Dix jours de grâce ont été accordés à la récente mesure limitant l’espace de circulation des deux roues et tricycles. Pour notre collègue Lucie Butoyi, voici quatre raisons qui devraient motiver la révision de cette mesure.

La décision du ministre de l’Intérieur est sans appel et ne semble pas fléchir. La date butoir d’entrée en vigueur de cette mesure a été fixée au 21 mars 2022. Entre-temps, les questions concernant la mesure fusent de partout. La société civile alerte sur les conséquences socio-économiques, mais en vain. Le désespoir se lit sur les visages des propriétaires de ces engins et sur les chauffeurs, chez qui ce métier était un gagne-pain. Au-delà, pourquoi cette mesure devrait être revue ?

La constitution en otage

La mobilité des biens et des personnes est un élément cher à notre constitution, vu son rôle dans le développement économique d’un pays. L’article 33 de la constitution du Burundi garantit ces libertés de mouvement et de circuler à travers ces mots « Tous les citoyens burundais ont le droit de circuler et de s’établir librement n’importe où sur le territoire national, ainsi que de le quitter et d’y revenir ». Cet article est complété par l’article 25 qui garantit le droit à la liberté du mouvement à tout citoyen burundais. Par-là, une mesure qui exclut une catégorie de citoyens d’accéder dans un endroit, ou limiter leur droit de circuler suite aux moyens de transport qu’ils utilisent, bafoue la constitution, et mérite d’être revue.

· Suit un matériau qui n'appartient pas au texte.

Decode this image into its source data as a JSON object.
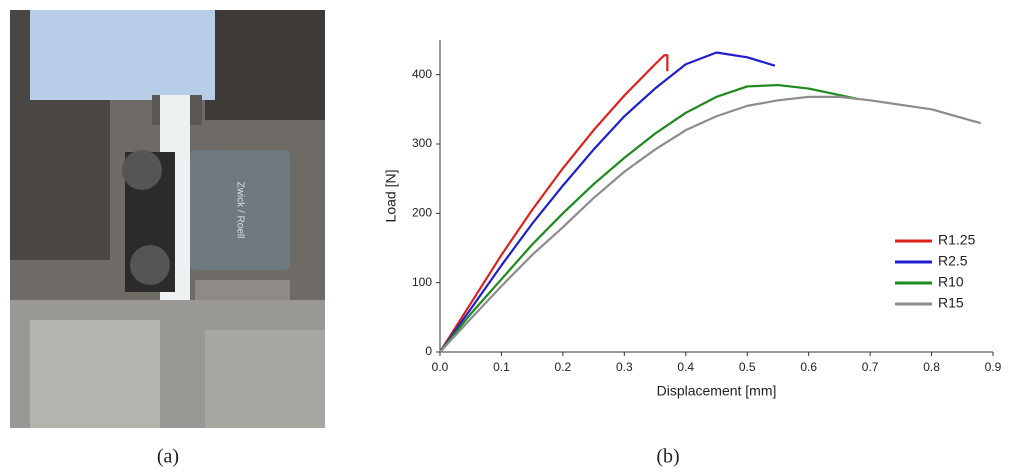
{
  "photo": {
    "device_label": "Zwick / Roell"
  },
  "captions": [
    "(a)",
    "(b)"
  ],
  "chart_data": {
    "type": "line",
    "x_label": "Displacement [mm]",
    "y_label": "Load [N]",
    "xlim": [
      0,
      0.9
    ],
    "ylim": [
      0,
      450
    ],
    "xticks": [
      {
        "value": 0,
        "label": "0.0"
      },
      0.1,
      0.2,
      0.3,
      0.4,
      0.5,
      0.6,
      0.7,
      0.8,
      0.9
    ],
    "yticks": [
      0,
      100,
      200,
      300,
      400
    ],
    "grid": false,
    "legend": "right",
    "series": [
      {
        "name": "R1.25",
        "color": "#e0201b",
        "x": [
          0,
          0.05,
          0.1,
          0.15,
          0.2,
          0.25,
          0.3,
          0.35,
          0.365,
          0.37,
          0.37
        ],
        "values": [
          0,
          70,
          140,
          205,
          265,
          320,
          370,
          415,
          428,
          428,
          405
        ]
      },
      {
        "name": "R2.5",
        "color": "#1f1fd0",
        "x": [
          0,
          0.05,
          0.1,
          0.15,
          0.2,
          0.25,
          0.3,
          0.35,
          0.4,
          0.45,
          0.5,
          0.545
        ],
        "values": [
          0,
          62,
          125,
          185,
          240,
          292,
          340,
          380,
          415,
          432,
          425,
          413
        ]
      },
      {
        "name": "R10",
        "color": "#1c8a1c",
        "x": [
          0,
          0.05,
          0.1,
          0.15,
          0.2,
          0.25,
          0.3,
          0.35,
          0.4,
          0.45,
          0.5,
          0.55,
          0.6,
          0.68
        ],
        "values": [
          0,
          55,
          105,
          155,
          200,
          242,
          280,
          315,
          345,
          368,
          383,
          385,
          380,
          365
        ]
      },
      {
        "name": "R15",
        "color": "#8c8c8c",
        "x": [
          0,
          0.05,
          0.1,
          0.15,
          0.2,
          0.25,
          0.3,
          0.35,
          0.4,
          0.45,
          0.5,
          0.55,
          0.6,
          0.65,
          0.7,
          0.8,
          0.88
        ],
        "values": [
          0,
          48,
          95,
          140,
          180,
          222,
          260,
          292,
          320,
          340,
          355,
          363,
          368,
          368,
          363,
          350,
          330
        ]
      }
    ]
  }
}
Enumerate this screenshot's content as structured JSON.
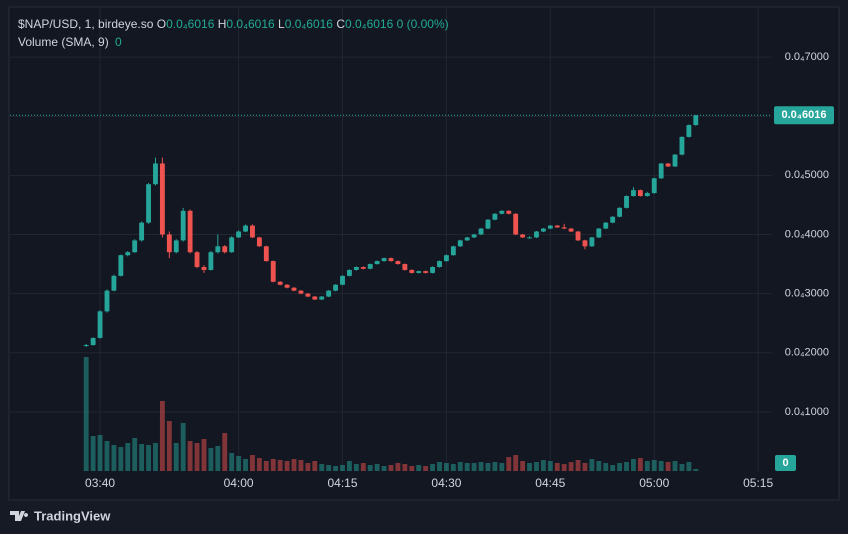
{
  "legend": {
    "symbol": "$NAP/USD, 1, birdeye.so",
    "fields": [
      {
        "key": "O",
        "value": "0.0₄6016"
      },
      {
        "key": "H",
        "value": "0.0₄6016"
      },
      {
        "key": "L",
        "value": "0.0₄6016"
      },
      {
        "key": "C",
        "value": "0.0₄6016"
      }
    ],
    "change": "0 (0.00%)"
  },
  "volume_legend": {
    "name": "Volume (SMA, 9)",
    "value": "0"
  },
  "footer": "TradingView",
  "chart_data": {
    "type": "candlestick",
    "x": [
      "03:38",
      "03:39",
      "03:40",
      "03:41",
      "03:42",
      "03:43",
      "03:44",
      "03:45",
      "03:46",
      "03:47",
      "03:48",
      "03:49",
      "03:50",
      "03:51",
      "03:52",
      "03:53",
      "03:54",
      "03:55",
      "03:56",
      "03:57",
      "03:58",
      "03:59",
      "04:00",
      "04:01",
      "04:02",
      "04:03",
      "04:04",
      "04:05",
      "04:06",
      "04:07",
      "04:08",
      "04:09",
      "04:10",
      "04:11",
      "04:12",
      "04:13",
      "04:14",
      "04:15",
      "04:16",
      "04:17",
      "04:18",
      "04:19",
      "04:20",
      "04:21",
      "04:22",
      "04:23",
      "04:24",
      "04:25",
      "04:26",
      "04:27",
      "04:28",
      "04:29",
      "04:30",
      "04:31",
      "04:32",
      "04:33",
      "04:34",
      "04:35",
      "04:36",
      "04:37",
      "04:38",
      "04:39",
      "04:40",
      "04:41",
      "04:42",
      "04:43",
      "04:44",
      "04:45",
      "04:46",
      "04:47",
      "04:48",
      "04:49",
      "04:50",
      "04:51",
      "04:52",
      "04:53",
      "04:54",
      "04:55",
      "04:56",
      "04:57",
      "04:58",
      "04:59",
      "05:00",
      "05:01",
      "05:02",
      "05:03",
      "05:04",
      "05:05",
      "05:06"
    ],
    "open": [
      2.12e-05,
      2.13e-05,
      2.25e-05,
      2.7e-05,
      3.05e-05,
      3.3e-05,
      3.65e-05,
      3.7e-05,
      3.9e-05,
      4.2e-05,
      4.85e-05,
      5.2e-05,
      4e-05,
      3.7e-05,
      3.9e-05,
      4.4e-05,
      3.7e-05,
      3.45e-05,
      3.4e-05,
      3.7e-05,
      3.8e-05,
      3.7e-05,
      3.95e-05,
      4.05e-05,
      4.15e-05,
      3.95e-05,
      3.8e-05,
      3.55e-05,
      3.2e-05,
      3.15e-05,
      3.1e-05,
      3.05e-05,
      3e-05,
      2.95e-05,
      2.9e-05,
      2.95e-05,
      3.05e-05,
      3.15e-05,
      3.3e-05,
      3.4e-05,
      3.45e-05,
      3.42e-05,
      3.5e-05,
      3.55e-05,
      3.6e-05,
      3.55e-05,
      3.5e-05,
      3.4e-05,
      3.35e-05,
      3.38e-05,
      3.35e-05,
      3.45e-05,
      3.55e-05,
      3.65e-05,
      3.8e-05,
      3.9e-05,
      3.95e-05,
      4e-05,
      4.1e-05,
      4.25e-05,
      4.35e-05,
      4.4e-05,
      4.35e-05,
      4e-05,
      3.95e-05,
      3.95e-05,
      4.05e-05,
      4.1e-05,
      4.15e-05,
      4.12e-05,
      4.1e-05,
      4.05e-05,
      3.9e-05,
      3.8e-05,
      3.95e-05,
      4.1e-05,
      4.2e-05,
      4.3e-05,
      4.45e-05,
      4.65e-05,
      4.75e-05,
      4.65e-05,
      4.7e-05,
      4.95e-05,
      5.2e-05,
      5.15e-05,
      5.35e-05,
      5.65e-05,
      5.85e-05
    ],
    "high": [
      2.15e-05,
      2.26e-05,
      2.72e-05,
      3.07e-05,
      3.32e-05,
      3.66e-05,
      3.72e-05,
      3.92e-05,
      4.22e-05,
      4.87e-05,
      5.3e-05,
      5.3e-05,
      4.05e-05,
      3.92e-05,
      4.45e-05,
      4.42e-05,
      3.72e-05,
      3.48e-05,
      3.72e-05,
      4e-05,
      3.82e-05,
      3.97e-05,
      4.07e-05,
      4.17e-05,
      4.17e-05,
      3.96e-05,
      3.81e-05,
      3.56e-05,
      3.21e-05,
      3.16e-05,
      3.11e-05,
      3.06e-05,
      3.01e-05,
      2.96e-05,
      2.96e-05,
      3.06e-05,
      3.16e-05,
      3.31e-05,
      3.41e-05,
      3.46e-05,
      3.46e-05,
      3.51e-05,
      3.56e-05,
      3.61e-05,
      3.61e-05,
      3.56e-05,
      3.51e-05,
      3.41e-05,
      3.39e-05,
      3.39e-05,
      3.46e-05,
      3.56e-05,
      3.66e-05,
      3.81e-05,
      3.91e-05,
      3.96e-05,
      4.01e-05,
      4.11e-05,
      4.26e-05,
      4.36e-05,
      4.41e-05,
      4.41e-05,
      4.36e-05,
      4.01e-05,
      3.97e-05,
      4.06e-05,
      4.11e-05,
      4.16e-05,
      4.16e-05,
      4.18e-05,
      4.11e-05,
      4.06e-05,
      3.91e-05,
      3.96e-05,
      4.11e-05,
      4.21e-05,
      4.31e-05,
      4.46e-05,
      4.66e-05,
      4.8e-05,
      4.76e-05,
      4.72e-05,
      4.96e-05,
      5.21e-05,
      5.21e-05,
      5.36e-05,
      5.66e-05,
      5.86e-05,
      6.016e-05
    ],
    "low": [
      2.1e-05,
      2.12e-05,
      2.24e-05,
      2.68e-05,
      3.04e-05,
      3.29e-05,
      3.63e-05,
      3.69e-05,
      3.88e-05,
      4.18e-05,
      4.83e-05,
      3.95e-05,
      3.6e-05,
      3.68e-05,
      3.88e-05,
      3.68e-05,
      3.43e-05,
      3.35e-05,
      3.39e-05,
      3.68e-05,
      3.68e-05,
      3.69e-05,
      3.94e-05,
      4.04e-05,
      3.94e-05,
      3.79e-05,
      3.54e-05,
      3.19e-05,
      3.14e-05,
      3.09e-05,
      3.04e-05,
      2.99e-05,
      2.94e-05,
      2.89e-05,
      2.89e-05,
      2.94e-05,
      3.04e-05,
      3.14e-05,
      3.29e-05,
      3.39e-05,
      3.41e-05,
      3.41e-05,
      3.49e-05,
      3.54e-05,
      3.54e-05,
      3.49e-05,
      3.39e-05,
      3.34e-05,
      3.34e-05,
      3.34e-05,
      3.34e-05,
      3.44e-05,
      3.54e-05,
      3.64e-05,
      3.79e-05,
      3.89e-05,
      3.94e-05,
      3.99e-05,
      4.09e-05,
      4.24e-05,
      4.34e-05,
      4.34e-05,
      3.99e-05,
      3.94e-05,
      3.93e-05,
      3.94e-05,
      4.04e-05,
      4.09e-05,
      4.11e-05,
      4.09e-05,
      4.04e-05,
      3.89e-05,
      3.75e-05,
      3.79e-05,
      3.94e-05,
      4.09e-05,
      4.19e-05,
      4.29e-05,
      4.44e-05,
      4.64e-05,
      4.64e-05,
      4.64e-05,
      4.69e-05,
      4.94e-05,
      5.14e-05,
      5.14e-05,
      5.34e-05,
      5.64e-05,
      5.84e-05
    ],
    "close": [
      2.13e-05,
      2.25e-05,
      2.7e-05,
      3.05e-05,
      3.3e-05,
      3.65e-05,
      3.7e-05,
      3.9e-05,
      4.2e-05,
      4.85e-05,
      5.2e-05,
      4e-05,
      3.7e-05,
      3.9e-05,
      4.4e-05,
      3.7e-05,
      3.45e-05,
      3.4e-05,
      3.7e-05,
      3.8e-05,
      3.7e-05,
      3.95e-05,
      4.05e-05,
      4.15e-05,
      3.95e-05,
      3.8e-05,
      3.55e-05,
      3.2e-05,
      3.15e-05,
      3.1e-05,
      3.05e-05,
      3e-05,
      2.95e-05,
      2.9e-05,
      2.95e-05,
      3.05e-05,
      3.15e-05,
      3.3e-05,
      3.4e-05,
      3.45e-05,
      3.42e-05,
      3.5e-05,
      3.55e-05,
      3.6e-05,
      3.55e-05,
      3.5e-05,
      3.4e-05,
      3.35e-05,
      3.38e-05,
      3.35e-05,
      3.45e-05,
      3.55e-05,
      3.65e-05,
      3.8e-05,
      3.9e-05,
      3.95e-05,
      4e-05,
      4.1e-05,
      4.25e-05,
      4.35e-05,
      4.4e-05,
      4.35e-05,
      4e-05,
      3.95e-05,
      3.95e-05,
      4.05e-05,
      4.1e-05,
      4.15e-05,
      4.12e-05,
      4.1e-05,
      4.05e-05,
      3.9e-05,
      3.8e-05,
      3.95e-05,
      4.1e-05,
      4.2e-05,
      4.3e-05,
      4.45e-05,
      4.65e-05,
      4.75e-05,
      4.65e-05,
      4.7e-05,
      4.95e-05,
      5.2e-05,
      5.15e-05,
      5.35e-05,
      5.65e-05,
      5.85e-05,
      6.016e-05
    ],
    "up_color": "#26a69a",
    "down_color": "#ef5350",
    "ylim": [
      0,
      7.83e-05
    ],
    "yticks": [
      {
        "value": 1e-05,
        "label": "0.0₄1000"
      },
      {
        "value": 2e-05,
        "label": "0.0₄2000"
      },
      {
        "value": 3e-05,
        "label": "0.0₄3000"
      },
      {
        "value": 4e-05,
        "label": "0.0₄4000"
      },
      {
        "value": 5e-05,
        "label": "0.0₄5000"
      },
      {
        "value": 6e-05,
        "label": "0.0₄6000"
      },
      {
        "value": 7e-05,
        "label": "0.0₄7000"
      }
    ],
    "xlim": [
      "03:27",
      "05:17"
    ],
    "xticks": [
      "03:40",
      "04:00",
      "04:15",
      "04:30",
      "04:45",
      "05:00",
      "05:15"
    ],
    "grid": true,
    "last_price": {
      "value": 6.016e-05,
      "label": "0.0₄6016"
    },
    "volume": {
      "values": [
        114,
        35,
        36,
        30,
        26,
        24,
        28,
        33,
        27,
        26,
        28,
        70,
        50,
        28,
        48,
        30,
        28,
        32,
        23,
        25,
        38,
        18,
        15,
        12,
        16,
        13,
        10,
        12,
        11,
        10,
        12,
        11,
        8,
        10,
        7,
        6,
        5,
        6,
        10,
        7,
        8,
        6,
        7,
        5,
        6,
        8,
        7,
        5,
        6,
        5,
        7,
        9,
        8,
        7,
        9,
        8,
        8,
        9,
        8,
        9,
        8,
        14,
        16,
        10,
        8,
        9,
        11,
        10,
        8,
        7,
        9,
        11,
        8,
        12,
        10,
        8,
        6,
        8,
        9,
        12,
        13,
        10,
        11,
        10,
        9,
        10,
        7,
        9,
        2
      ],
      "ylim": [
        0,
        150
      ],
      "label": "0"
    }
  }
}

Un transport en commun lacunaire

En plus d’être insuffisants, les bus de transport ne se sont pas adaptés à l’expansion rapide de la capitale économique. C’est là que les deux roues et les tricycles apparaissaient comme pneu de secours, via la densité de la couverture spatiale et la flexibilité des prix et du parcours. « Ils arrivent partout, déposent le client exactement là où il souhaite descendre, quel que soit l’état du quartier et de la rue empruntée, contrairement au bus de transport en commun », explique Jeanne Nshimirimana, rencontrée sur la longue ligne d’attente du parking au centre-ville.

Le faible pouvoir d’achat

Si quelqu’un a recours aux tricycles, ce n’est pas parce qu’il ignore où se trouve le parking des taxi-voitures. La raison : ses moyens ne le lui permettent pas. Sans augmentation de revenues, si un Burundais lambda, avec notre PIB par habitant de 269 USD, doit utiliser un moyen de transports quatre ou cinq fois plus chers que ce qu’il prenait, cela va être très dur à supporter financièrement. Soit, il devra couper dans d’autres dépenses essentielles, soit marcher à pied si c’est possible, soit renoncer au déplacement, ou alors le faire dans de mauvaises conditions.

Entrave au Plan National de Développement

Capitale économique, la ville de Bujumbura doit créer un boom économique, et alimenter la croissance économique du Burundi. Et d’ailleurs, le gouvernement a une volonté de faire du Burundi un pays émergent d’ici 2040 avec un taux de croissance à deux chiffres. Malheureusement, une telle mesure nuit à l’esprit entrepreneurial, et décourage les investisseurs locaux. En effet, cette mesure va clouer au sol les initiatives des jeunes entrepreneurs qui avaient investi dans ces moyens de transport, des entreprises vendeuses de ces moyens de transports, des mécaniciens qui réparent ces outils de transport, des vendeurs des pièces de rechange, jusqu’à ceux qui exerçaient le métier de lavage de ces engins. Or, souvenez-vous que les investisseurs étrangers viennent rarement investir là où les investisseurs locaux ont eu peur d’investir. 

Last but not the least, ces moyens de transport sont d’un grand support à l’économie nationale. Ils sont utilisés par les petits commerçants ambulants, les petites et moyennes entreprises pour leurs services, des fonctionnaires et autres agents pour se rendre aux bureaux, et même pour ceux qui travaillent dans le secteur informel. Avec cette mesure, il y aura donc un impact négatif sur la vie socio-économique du Burundi, d’où la révision de cette mesure serait un atout de taille au nom et aux bienfaits de la liberté économique.